安倍内閣の「解釈変更」を検討した内閣法制局の会議議事録がないとは。

<政府が昨年7月1日に閣議決定した集団的自衛権の行使容認に必要な憲法9条の解釈変更について、内閣法制局が内部での検討過程を公文書として残していないことが分かった。法制局によると、同6月30日に閣議決定案文の審査を依頼され、翌日「意見なし」と回答した。意思決定過程の記録を行政機関に義務づける公文書管理法の趣旨に反するとの指摘が専門家から出ている。
 ◇審査依頼の翌日回答
 他国を攻撃した敵への武力行使を認める集団的自衛権の行使容認は、今月成立した安全保障関連法の土台だが、法制局はこれまで40年以上もこれを違憲と判断し、政府の憲法解釈として定着してきた。

 法制局によると、解釈変更を巡り閣議前日の昨年6月30日、内閣官房の国家安全保障局から審査のために閣議決定案文を受領。閣議当日の翌7月1日には憲法解釈を担当する第1部の担当参事官が「意見はない」と国家安全保障局の担当者に電話で伝えた。
 横畠裕介長官は今年6月の参院外交防衛委員会で、解釈変更を「法制局内で議論した」と答弁。衆院平和安全法制特別委では「局内に反対意見はなかったか」と問われ「ありません」と答弁した。法制局によると今回の件で文書として保存しているのは、安倍晋三首相の私的懇談会「安全保障の法的基盤の再構築に関する懇談会」(安保法制懇)の資料▽安保法制に関する与党協議会の資料▽閣議決定の案文--の3種類のみで、横畠氏の答弁を裏付ける記録はない。

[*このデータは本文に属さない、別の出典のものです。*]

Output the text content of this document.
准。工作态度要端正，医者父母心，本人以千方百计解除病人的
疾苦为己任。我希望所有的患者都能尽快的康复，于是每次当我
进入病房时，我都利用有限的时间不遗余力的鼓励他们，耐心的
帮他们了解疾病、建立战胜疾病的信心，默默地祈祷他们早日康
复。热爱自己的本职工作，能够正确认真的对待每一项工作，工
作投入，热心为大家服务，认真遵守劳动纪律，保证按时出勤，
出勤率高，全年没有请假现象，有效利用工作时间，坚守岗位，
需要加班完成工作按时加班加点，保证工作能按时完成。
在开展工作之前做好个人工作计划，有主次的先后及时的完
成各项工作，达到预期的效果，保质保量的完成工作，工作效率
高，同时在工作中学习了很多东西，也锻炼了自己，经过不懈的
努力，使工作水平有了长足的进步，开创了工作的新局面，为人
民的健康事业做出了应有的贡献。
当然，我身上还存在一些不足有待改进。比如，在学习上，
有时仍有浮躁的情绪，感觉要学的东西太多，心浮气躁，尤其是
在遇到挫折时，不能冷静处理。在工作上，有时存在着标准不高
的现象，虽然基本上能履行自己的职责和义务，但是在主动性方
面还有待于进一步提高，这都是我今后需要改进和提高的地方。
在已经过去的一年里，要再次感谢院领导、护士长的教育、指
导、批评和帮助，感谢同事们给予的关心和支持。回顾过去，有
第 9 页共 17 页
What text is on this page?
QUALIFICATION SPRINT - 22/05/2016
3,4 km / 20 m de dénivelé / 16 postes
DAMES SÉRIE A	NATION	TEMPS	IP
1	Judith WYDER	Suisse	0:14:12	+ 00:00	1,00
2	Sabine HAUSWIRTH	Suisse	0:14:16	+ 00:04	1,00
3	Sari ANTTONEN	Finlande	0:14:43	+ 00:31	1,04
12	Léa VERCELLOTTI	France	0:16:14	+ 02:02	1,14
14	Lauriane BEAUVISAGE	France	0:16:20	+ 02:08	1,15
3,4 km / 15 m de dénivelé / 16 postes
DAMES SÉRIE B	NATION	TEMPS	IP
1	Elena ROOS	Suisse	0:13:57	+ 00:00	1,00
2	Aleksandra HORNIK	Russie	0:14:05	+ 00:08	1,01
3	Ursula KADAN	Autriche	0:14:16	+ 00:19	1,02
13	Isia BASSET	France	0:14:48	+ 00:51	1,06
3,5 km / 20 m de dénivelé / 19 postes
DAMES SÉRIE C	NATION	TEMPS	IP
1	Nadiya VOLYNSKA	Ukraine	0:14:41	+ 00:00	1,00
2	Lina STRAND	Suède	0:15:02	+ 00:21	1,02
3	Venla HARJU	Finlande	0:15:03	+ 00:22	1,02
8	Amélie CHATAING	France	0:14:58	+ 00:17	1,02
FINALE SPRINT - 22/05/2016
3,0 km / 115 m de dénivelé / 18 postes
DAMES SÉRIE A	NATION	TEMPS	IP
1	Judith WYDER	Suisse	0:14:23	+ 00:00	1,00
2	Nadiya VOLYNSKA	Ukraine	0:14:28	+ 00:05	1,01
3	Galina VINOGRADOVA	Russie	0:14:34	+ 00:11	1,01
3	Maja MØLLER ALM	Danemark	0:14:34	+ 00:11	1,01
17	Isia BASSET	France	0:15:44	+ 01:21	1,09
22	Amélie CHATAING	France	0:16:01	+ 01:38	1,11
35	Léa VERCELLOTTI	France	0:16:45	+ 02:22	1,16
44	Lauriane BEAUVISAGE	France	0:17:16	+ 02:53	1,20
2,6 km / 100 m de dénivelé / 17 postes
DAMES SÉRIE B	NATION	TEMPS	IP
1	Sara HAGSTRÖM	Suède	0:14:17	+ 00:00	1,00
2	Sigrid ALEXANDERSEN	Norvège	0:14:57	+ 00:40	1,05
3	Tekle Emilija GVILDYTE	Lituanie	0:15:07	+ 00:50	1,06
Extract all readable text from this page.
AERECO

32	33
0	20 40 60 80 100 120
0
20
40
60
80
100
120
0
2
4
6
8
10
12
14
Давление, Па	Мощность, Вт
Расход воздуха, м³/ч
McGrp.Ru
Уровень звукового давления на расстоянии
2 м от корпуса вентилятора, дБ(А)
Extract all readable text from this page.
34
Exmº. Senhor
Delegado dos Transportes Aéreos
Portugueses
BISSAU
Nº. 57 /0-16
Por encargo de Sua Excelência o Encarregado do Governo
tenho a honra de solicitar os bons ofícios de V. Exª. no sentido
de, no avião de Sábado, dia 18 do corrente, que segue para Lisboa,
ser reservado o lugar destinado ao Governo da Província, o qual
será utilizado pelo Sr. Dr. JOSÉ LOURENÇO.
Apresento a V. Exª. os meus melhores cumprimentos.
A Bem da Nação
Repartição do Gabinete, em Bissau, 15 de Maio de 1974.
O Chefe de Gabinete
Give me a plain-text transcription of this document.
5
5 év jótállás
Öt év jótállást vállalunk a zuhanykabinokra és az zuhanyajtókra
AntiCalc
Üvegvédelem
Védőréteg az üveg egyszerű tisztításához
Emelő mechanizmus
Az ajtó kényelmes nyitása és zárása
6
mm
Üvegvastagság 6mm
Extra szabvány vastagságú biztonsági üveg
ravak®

 「集団的自衛権行使は憲法上許されない」とする1972年の政府見解では、少なくとも長官以下幹部の決裁を経て決定されたことを示す文書が局内に残る。法制局が審査を行う場合、原則としてまず法制局参事官が内閣や省庁の担当者と直接協議し、文書を残すという。しかし、今回の場合、72年政府見解のケースのように参事官レベルから時間をかけて審査したことを示す文書はない。
 公文書管理法(2011年4月施行)は「(行政機関は)意思決定に至る過程や実績を検証できるよう、文書を作成しなければならない」(第4条)とする。

 解釈変更を巡る経緯について、富岡秀男総務課長は取材に「必要に応じて記録を残す場合もあれば、ない場合もある。今回は必要なかったということ。意図的に記録しなかったわけではない」と説明。公文書管理法の趣旨に反するとの指摘には「法にのっとって文書は適正に作成・管理し、不十分との指摘は当たらない」と答えた。横畠氏にも取材を申し込んだが、総務課を通じて「その内容の取材には応じない」と回答した>(以上「毎日新聞」より引用)

 内閣法制局とは内閣が行う法事行為に対して、それが憲法に抵触するか、他の法律と矛盾を生じないかを検討する官僚組織だ。内閣の要請で法案検討や「内閣解釈」を検討するとしても、内閣法制局は国家公務員で構成される。つまり税により運営されている。
 税により運営されているからには最終的に成果物は国民に帰属し、責任は国民に対して負う。内閣は議院内閣制で国会に対して責任を負うが、そもそも国会議員は国民により負託された権能を行使しているに過ぎない。小林節氏が「総理大臣は雇われマダムだ」と称したが、まさしく国民に雇われたマダムに過ぎない。

 それが「解釈改憲」を安倍内閣が行う直前に内閣法制局に「問題ないか」検討会議を行った模様(議事録がないため不明)だが、たった一晩だけだったようだ。それで内閣法制局は「問題なし」と決定したという。
 何ということだろうか。職務怠慢にも程があるし、文書管理法に明らかに抵触している。それも憲法違反の疑いの強い「解釈変更」に対して、助言すべき法律の専門機関として法を遵守すべき立場を失念しているとはどういうことだろうか。

 この国のあり方が壊れ始めている。立憲主義に悖る内閣の暴走に対して、厳しく意見すべきマスメディアが反対にヨイショしたり、安倍氏に個人的に招待されて豪華食事に舌鼓を打つとか、言論人として信じられない行為だ。
 法律が衆・参を通過してからこうした事態だったと漏れてくることも、マスメディアに携わる人たちが真摯に取材しているのか疑わしい。アリバイ作りに報道しているとしたら由々しき問題だ。なぜ内閣法制局がたった一晩の検討でOKを出したのか、という問題を早く報じるべきだった。この国の危機は外敵に責められる危機ではなく、立憲主義を否定する内閣がのさばっていること自体が最大の危機だということを国民は理解すべきだ。